Even if no exclusion in the policy applies to the claim, the insurance company may try to get out of coverage by rescinding the policy on the basis of omissions or misrepresentations in the application for the policy. Many states have statutes or case law that permit an insurer to rescind a policy – that is, treat matters as if the policy had never existed – where the policy is issued on the basis of a material omission or misstatement by the policyholder.
For example, assume that the insurance company has issued a series of renewal policies to the policyholder, such that the prior knowledge date is now several years in the past, and the prior knowledge exclusion is not applicable to the control group’s knowledge of more recent wrongful acts that preceded the policy or the claim. The insurance company, realizing it cannot point to any applicable policy exclusion, may closely scrutinize the renewal application for any questions that reasonably called for the policyholder to disclose information about the circumstances leading to the claim. If it finds such a question, and the policyholder did not disclose that information in response, the carrier may seek to rescind the policy, particularly if the claim has substantial value, or the underlying facts may lead to a series of claims against the policyholder over time. Generally, if the insurer successfully rescinds its policy, it owes nothing more than the return of the premium payment to the erstwhile policyholder.
In most states, a misrepresentation in insurance application warranting rescission of the policy must not only be material, it must also be intentional and fraudulent. In these states, mere mistakes are not grounds for rescission. In a minority of states, such as California, even an innocent factual mistake in the application is enough to justify rescission of the resulting policy. No matter what state’s law applies, it pays to get the facts right in the application.
Because rescission can lead to costly and fact-intensivelitigation, carriers have begun issuing non-rescindable policies with a new exclusion applicable in the event of omissions or misstatements on the application. Instead of retaining the right to rescind policies based on policyholder omissions and misstatements, nonrescindable policies contain an exclusion under which the carrier can deny coverage for any claims arising out of facts that were material to the carrier’s assumption of the risk where those facts were omitted or misrepresented on the policy application.

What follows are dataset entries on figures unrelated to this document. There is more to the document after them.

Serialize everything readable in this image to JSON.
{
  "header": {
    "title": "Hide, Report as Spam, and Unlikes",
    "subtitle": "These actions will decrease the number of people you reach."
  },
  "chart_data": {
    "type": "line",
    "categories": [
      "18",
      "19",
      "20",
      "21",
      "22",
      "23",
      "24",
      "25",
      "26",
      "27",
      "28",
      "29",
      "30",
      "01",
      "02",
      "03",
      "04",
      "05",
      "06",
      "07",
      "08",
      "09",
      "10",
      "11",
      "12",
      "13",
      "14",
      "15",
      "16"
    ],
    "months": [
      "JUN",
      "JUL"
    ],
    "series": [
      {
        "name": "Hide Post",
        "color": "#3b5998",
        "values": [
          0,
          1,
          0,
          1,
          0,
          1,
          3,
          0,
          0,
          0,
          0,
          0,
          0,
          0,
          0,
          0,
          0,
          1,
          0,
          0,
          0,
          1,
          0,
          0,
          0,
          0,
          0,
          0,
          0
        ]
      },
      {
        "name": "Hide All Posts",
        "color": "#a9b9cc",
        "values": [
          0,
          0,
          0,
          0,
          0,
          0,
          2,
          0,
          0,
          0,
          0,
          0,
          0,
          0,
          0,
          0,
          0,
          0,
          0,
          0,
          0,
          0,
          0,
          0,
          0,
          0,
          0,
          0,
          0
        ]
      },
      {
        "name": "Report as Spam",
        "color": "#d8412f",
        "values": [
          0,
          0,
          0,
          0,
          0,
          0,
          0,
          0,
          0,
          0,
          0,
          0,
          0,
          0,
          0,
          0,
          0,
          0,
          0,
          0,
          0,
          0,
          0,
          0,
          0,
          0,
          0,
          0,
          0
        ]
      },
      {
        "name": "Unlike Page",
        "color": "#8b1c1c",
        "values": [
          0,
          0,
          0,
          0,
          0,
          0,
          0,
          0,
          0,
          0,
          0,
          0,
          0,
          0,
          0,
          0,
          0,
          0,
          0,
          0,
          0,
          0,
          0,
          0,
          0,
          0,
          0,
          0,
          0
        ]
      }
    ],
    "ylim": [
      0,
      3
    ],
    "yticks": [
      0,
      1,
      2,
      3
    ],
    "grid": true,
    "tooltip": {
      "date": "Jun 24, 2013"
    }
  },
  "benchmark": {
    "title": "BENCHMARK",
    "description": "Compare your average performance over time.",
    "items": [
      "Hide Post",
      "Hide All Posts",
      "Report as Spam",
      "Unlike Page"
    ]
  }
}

While this is not an optimal solution for policyholders, such exclusions may prove valuable where the policyholder’s risk profile contains numerous risks, only one of which may be excluded under the policy. It goes without saying that, to avoid any potential loss of coverage – whether through rescission or the newer exclusion – it is imperative that the policyholder consider carefully reviewing its application to ensure it has responded to the questions as fully as possible.